Monika Treut (l.) und Elfi Mikesch, 1990

Es gibt eine Theorie von Alice Kuzniar, dass es zwischen dem Neuen Deutschen Film und der Berliner Schule noch eine andere vernetzte Filmemacher_innen-Szene gab, die eben queer war und in der Filmgeschichtsschreibung vernachlässigt wurde. Sie meinte dich, Elfi, Ulrike Ottinger, Werner Schroeter, Rosa von Praunheim, Peter Kern, Frank Ripploh usw. Ihr habt miteinander gearbeitet, die gleichen Darsteller_innen besetzt, die Technik ausgeliehen …

Das war ein informelles Netzwerk, wir waren Freunde. Schroeter hat immer bei mir gewohnt, wenn er in Hamburg war. Elfi und Rosa sind seit ewigen Zeiten eng befreundet und arbeiten ja bis heute zusammen. Rosa hatte eine 16mm-Kamera, die Elfi immer benutzen konnte. Werner Schroeter hat uns sehr beim Casting von „Verführung“ geholfen, Kontakte gemacht, sehr kollegial, freundschaftlich. Ein Netzwerk. Peter Kern war ein inspirierender Freund über viele Jahre.

Und Ulrike Ottinger?

Sie hat mich immer sehr fasziniert, ihre Filme habe ich auf der Berlinale gesehen. Ich habe mal einen längeren, sehr enthusiastischen Text über „Madame X“ (1978) für „Frauen und Film“ geschrieben. Kennengelernt habe ich Ulrike erst Anfang 1980, da habe ich sie besucht und interviewt. Sie war ein Vorbild, weil sie sehr unerschrocken in der männlich dominierten Filmszene gearbeitet hat, sich von nichts hat abbringen lassen, bis heute. Ulrike, Tabea Blumenschein, Rosa, Elfi, Frank Ripploh, und andere, das war eine mehr oder weniger enge, aber über lange Zeit bestehende Künstlergruppe. Ich bin ja etwas jünger und weniger Berlin-affin und auch erst später über Elfi vermittelt dazu gekommen. Aber als queeres Netzwerk haben wir uns nicht dargestellt, sowas wie „Dogma 95“ kam erst später, dazu waren wir zu individualistisch, und es war noch nicht die Zeit.

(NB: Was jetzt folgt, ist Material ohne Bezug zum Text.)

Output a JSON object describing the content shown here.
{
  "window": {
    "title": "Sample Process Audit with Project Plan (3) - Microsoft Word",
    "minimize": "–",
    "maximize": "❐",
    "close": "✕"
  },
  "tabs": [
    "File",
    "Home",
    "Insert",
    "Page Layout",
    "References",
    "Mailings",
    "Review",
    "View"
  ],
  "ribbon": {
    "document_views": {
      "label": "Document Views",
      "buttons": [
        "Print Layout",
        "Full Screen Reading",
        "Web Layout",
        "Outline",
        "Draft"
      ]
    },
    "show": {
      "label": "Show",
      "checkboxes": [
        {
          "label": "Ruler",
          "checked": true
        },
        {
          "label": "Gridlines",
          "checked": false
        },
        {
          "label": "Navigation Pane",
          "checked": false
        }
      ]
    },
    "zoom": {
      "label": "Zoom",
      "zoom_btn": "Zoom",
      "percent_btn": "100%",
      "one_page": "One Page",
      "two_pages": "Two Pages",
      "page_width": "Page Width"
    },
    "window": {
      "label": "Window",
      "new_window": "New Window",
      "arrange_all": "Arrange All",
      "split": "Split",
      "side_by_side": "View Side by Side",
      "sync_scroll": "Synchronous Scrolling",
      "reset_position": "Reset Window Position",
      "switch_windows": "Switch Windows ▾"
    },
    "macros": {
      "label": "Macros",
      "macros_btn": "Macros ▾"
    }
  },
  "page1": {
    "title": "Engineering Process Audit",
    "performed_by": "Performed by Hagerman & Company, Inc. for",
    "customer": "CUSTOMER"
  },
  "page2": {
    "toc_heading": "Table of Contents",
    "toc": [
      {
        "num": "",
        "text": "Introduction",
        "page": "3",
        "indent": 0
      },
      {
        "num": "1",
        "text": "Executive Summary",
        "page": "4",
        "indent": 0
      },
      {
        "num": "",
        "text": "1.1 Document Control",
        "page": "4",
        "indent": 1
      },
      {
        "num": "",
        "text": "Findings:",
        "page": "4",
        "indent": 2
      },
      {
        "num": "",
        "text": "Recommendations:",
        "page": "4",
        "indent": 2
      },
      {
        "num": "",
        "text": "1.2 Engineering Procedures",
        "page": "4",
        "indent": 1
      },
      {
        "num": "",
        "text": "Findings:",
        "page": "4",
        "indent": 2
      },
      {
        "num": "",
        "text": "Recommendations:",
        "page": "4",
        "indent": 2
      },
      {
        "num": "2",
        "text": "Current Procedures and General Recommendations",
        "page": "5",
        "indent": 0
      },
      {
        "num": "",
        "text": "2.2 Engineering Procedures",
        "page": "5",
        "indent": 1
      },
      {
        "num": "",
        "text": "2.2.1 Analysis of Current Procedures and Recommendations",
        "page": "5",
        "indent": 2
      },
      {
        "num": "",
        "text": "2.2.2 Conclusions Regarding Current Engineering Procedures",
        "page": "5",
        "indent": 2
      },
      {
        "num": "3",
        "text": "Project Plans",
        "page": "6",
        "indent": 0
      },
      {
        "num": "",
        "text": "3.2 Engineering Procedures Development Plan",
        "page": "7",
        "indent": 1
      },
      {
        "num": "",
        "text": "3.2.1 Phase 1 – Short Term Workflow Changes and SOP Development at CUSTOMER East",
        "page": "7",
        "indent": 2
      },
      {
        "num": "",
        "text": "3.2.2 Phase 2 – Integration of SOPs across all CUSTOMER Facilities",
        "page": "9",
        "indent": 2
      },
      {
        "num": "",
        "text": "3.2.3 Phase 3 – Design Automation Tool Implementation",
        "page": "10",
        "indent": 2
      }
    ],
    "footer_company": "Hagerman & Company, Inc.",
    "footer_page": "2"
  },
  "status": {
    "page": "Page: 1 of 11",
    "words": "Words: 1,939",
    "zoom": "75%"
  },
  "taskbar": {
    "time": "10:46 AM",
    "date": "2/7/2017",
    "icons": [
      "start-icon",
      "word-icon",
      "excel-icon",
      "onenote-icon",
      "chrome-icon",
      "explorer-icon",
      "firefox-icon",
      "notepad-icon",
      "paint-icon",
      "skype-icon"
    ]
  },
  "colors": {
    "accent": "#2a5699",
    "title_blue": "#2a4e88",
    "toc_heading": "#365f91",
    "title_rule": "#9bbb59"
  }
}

Du hast immerhin mit Elfi Hyena Films gegründet, als niemand „Verführung“ produzieren wollte. Es gab eine Förderzusage, die wieder zurückgezogen wurde …

Ja , vom Bundesinnenminister. Sowas kann man sich heute nicht mehr vorstellen, dass die Filmförderung einmal im Bundesinnenministerium angesiedelt war – der Herr Zimmermann hat sich also damals gleichzeitig um die Polizei, die innere Sicherheit und die Filmkultur gekümmert … Er war ein Rechtsaußen, CSU-Mann, klar, dass ihm unser Drehbuch nicht gefallen hat. Es kam keine direkte Ablehnung, es fiel auf bürokratische Weise durch. Es gab ein unabhängiges Gremium, das sich für eine Förderung ausgesprochen hatte, wir bekamen aber dann Nachfragen aus dem Ministerium: „Wie wollen Sie die Szene ,Ich möchte Ihre Toilette sein‘ denn umsetzen?“ Es war klar, wenn wir das beantworten, kommt in anderthalb Jahren vielleicht mal ein Ja oder ein Nein. Und so haben wir mit dem Geld der Länderförderung gearbeitet – ein Politikum, weil die SPD-geführten Länder das ein Unding fanden, dass so ein rechter CSU-Minister über die Filmförderung entscheidet.

Mit deinem zweiten Film, „Die Jungfrauenmaschine“ (1988), lief es in Deutschland ähnlich problematisch, und wieder kam er im Ausland super an. Da hat es dir dann hier gereicht, oder?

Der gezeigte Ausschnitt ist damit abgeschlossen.